NIR data have a limited number of training samples due to the difficulty of obtaining labeled data. Generating data using a GAN is one method for increasing the number of training samples [154]. However, the generalization ability of the machine learning algorithm can be influenced by the quality of the generated data. Therefore, As a result, a labeler should evaluate the generated data to determine whether they are of sufficient quality for training.

Deep architectures such as SAE and VAE are used as a nonlinear feature reduction approach as opposed to the PCA feature reduction approach commonly used by traditional machine learning methods for NIR data. The feature reduction approach is nonlinear in SAE and VAE, there is no mapping with the reduced features, and non-reduced NIR data features cannot be interpreted.

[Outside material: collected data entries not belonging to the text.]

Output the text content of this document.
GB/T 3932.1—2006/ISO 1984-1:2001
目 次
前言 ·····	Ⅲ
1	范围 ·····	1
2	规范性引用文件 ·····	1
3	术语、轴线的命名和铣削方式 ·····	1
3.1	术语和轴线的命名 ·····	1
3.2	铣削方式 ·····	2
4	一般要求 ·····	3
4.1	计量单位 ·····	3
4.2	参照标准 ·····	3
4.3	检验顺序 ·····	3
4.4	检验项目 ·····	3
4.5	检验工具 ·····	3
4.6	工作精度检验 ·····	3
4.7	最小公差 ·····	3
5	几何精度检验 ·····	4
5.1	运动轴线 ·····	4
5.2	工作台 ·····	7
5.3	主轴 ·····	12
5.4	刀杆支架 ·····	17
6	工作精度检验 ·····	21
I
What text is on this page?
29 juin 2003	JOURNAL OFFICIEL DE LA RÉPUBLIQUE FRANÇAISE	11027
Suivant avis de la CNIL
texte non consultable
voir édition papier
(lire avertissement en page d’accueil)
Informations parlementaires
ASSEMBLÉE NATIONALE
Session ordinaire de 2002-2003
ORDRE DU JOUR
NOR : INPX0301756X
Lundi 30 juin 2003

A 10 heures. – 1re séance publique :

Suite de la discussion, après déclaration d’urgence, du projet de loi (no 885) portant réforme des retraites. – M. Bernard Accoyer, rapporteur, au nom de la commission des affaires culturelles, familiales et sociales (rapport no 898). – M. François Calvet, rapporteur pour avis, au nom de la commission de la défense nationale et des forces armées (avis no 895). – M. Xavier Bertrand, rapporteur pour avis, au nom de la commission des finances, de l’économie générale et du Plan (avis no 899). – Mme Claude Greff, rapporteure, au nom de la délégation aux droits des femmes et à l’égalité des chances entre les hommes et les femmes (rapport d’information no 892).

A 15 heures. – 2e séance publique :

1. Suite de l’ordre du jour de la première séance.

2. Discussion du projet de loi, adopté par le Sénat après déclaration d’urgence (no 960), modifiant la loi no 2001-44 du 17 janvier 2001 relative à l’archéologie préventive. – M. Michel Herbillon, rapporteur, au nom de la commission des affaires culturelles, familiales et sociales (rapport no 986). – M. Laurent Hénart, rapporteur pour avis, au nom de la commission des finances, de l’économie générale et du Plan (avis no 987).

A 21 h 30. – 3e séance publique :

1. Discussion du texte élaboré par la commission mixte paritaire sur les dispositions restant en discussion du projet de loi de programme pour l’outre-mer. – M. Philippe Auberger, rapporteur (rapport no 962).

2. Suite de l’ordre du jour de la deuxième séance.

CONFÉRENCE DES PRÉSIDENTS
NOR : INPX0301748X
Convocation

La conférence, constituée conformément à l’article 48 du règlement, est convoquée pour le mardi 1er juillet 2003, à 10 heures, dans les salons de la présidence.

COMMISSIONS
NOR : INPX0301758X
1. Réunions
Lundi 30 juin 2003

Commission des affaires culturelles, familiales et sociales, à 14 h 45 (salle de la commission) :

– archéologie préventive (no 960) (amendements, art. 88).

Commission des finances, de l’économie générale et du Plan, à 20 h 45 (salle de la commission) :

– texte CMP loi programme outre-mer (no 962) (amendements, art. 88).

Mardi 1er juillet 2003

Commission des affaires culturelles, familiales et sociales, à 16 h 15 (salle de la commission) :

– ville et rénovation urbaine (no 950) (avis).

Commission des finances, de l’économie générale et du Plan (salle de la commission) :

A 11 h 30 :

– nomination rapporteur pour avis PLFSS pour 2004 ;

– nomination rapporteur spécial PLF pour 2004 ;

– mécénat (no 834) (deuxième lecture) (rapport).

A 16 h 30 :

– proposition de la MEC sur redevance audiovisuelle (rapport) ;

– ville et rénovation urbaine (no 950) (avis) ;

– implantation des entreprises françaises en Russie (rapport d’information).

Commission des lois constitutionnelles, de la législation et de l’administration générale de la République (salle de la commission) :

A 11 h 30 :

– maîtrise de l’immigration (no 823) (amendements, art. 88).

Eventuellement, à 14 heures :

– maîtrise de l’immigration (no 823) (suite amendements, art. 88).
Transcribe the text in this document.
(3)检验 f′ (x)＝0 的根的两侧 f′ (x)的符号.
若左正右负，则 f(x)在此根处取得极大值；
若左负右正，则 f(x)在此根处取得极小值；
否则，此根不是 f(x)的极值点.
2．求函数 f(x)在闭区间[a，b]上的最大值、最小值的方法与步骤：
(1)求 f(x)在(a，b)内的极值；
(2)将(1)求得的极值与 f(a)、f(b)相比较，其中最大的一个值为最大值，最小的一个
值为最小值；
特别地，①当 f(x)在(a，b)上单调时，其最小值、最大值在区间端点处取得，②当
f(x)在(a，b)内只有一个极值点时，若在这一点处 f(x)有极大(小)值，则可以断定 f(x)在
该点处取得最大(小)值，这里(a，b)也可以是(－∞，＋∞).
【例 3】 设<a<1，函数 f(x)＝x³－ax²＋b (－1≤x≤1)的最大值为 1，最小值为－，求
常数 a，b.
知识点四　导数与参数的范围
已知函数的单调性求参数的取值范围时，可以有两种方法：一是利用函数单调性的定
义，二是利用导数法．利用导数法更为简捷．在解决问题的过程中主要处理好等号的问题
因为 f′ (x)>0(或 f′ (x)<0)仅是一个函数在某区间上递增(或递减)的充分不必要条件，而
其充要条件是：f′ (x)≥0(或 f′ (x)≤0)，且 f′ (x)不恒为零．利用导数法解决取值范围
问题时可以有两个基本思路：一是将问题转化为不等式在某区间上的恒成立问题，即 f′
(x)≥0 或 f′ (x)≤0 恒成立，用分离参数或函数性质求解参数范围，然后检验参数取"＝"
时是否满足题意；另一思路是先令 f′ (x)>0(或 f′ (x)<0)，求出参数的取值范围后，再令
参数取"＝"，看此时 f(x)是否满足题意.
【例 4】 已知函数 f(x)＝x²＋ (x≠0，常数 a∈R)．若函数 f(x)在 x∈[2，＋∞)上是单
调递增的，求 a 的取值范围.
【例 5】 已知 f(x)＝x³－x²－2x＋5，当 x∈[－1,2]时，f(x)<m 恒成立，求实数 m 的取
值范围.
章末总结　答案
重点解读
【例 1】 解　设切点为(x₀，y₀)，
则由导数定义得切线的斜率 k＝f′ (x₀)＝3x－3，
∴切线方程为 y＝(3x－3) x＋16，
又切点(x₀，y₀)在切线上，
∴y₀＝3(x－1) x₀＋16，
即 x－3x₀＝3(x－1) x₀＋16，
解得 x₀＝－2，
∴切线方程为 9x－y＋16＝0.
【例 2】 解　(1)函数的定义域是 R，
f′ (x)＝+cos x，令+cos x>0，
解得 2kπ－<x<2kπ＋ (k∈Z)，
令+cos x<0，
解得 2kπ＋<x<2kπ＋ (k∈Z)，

Deep architectures are also used for preprocessing, which aims to eliminate scattering-related variance. To accomplish this, a convolutional encoder–decoder architecture that outperformed other preprocessing functions was introduced [139].

8. Conclusions

Machine learning algorithms for NIR spectroscopy research have been reviewed in this paper. The processing of NIR spectroscopy using ML algorithms is a widely used, rapid, and non-invasive method for determining the composition of the target sample. The majority of architectures reported in the literature utilized ML algorithms to map NIR absorption values to the desired output. There are two types of network architectures for ML algorithms: traditional machine learning methods and deep network architectures. Deep network architectures have many hidden layers, whereas traditional machine learning methods only have a few or no layers. Deep network architectures use raw features, whereas traditional machine learning methods call for the expert engineering of suitable features. In contrast to deep network architectures, the performance of traditional machine learning methods depends on the features that were engineered. As a result, the prevalence of deep network architectures is increasing, as experts are no longer required to engineer features. The preprocessing of noisy data to remove additive and multiplicative bias noise is required before ML algorithms can perform as intended since the space available for batteries and the powerful processing of components in portable NIR devices is limited. Another significant aspect is feature selection, which identifies the specific wavelengths that describe the composition of a sample and reduces the number of features, reducing the computational complexity of machine learning models. In summary, the integration of a variety of machine learning algorithms in an efficient and lightweight manner is the goal of future research and development efforts.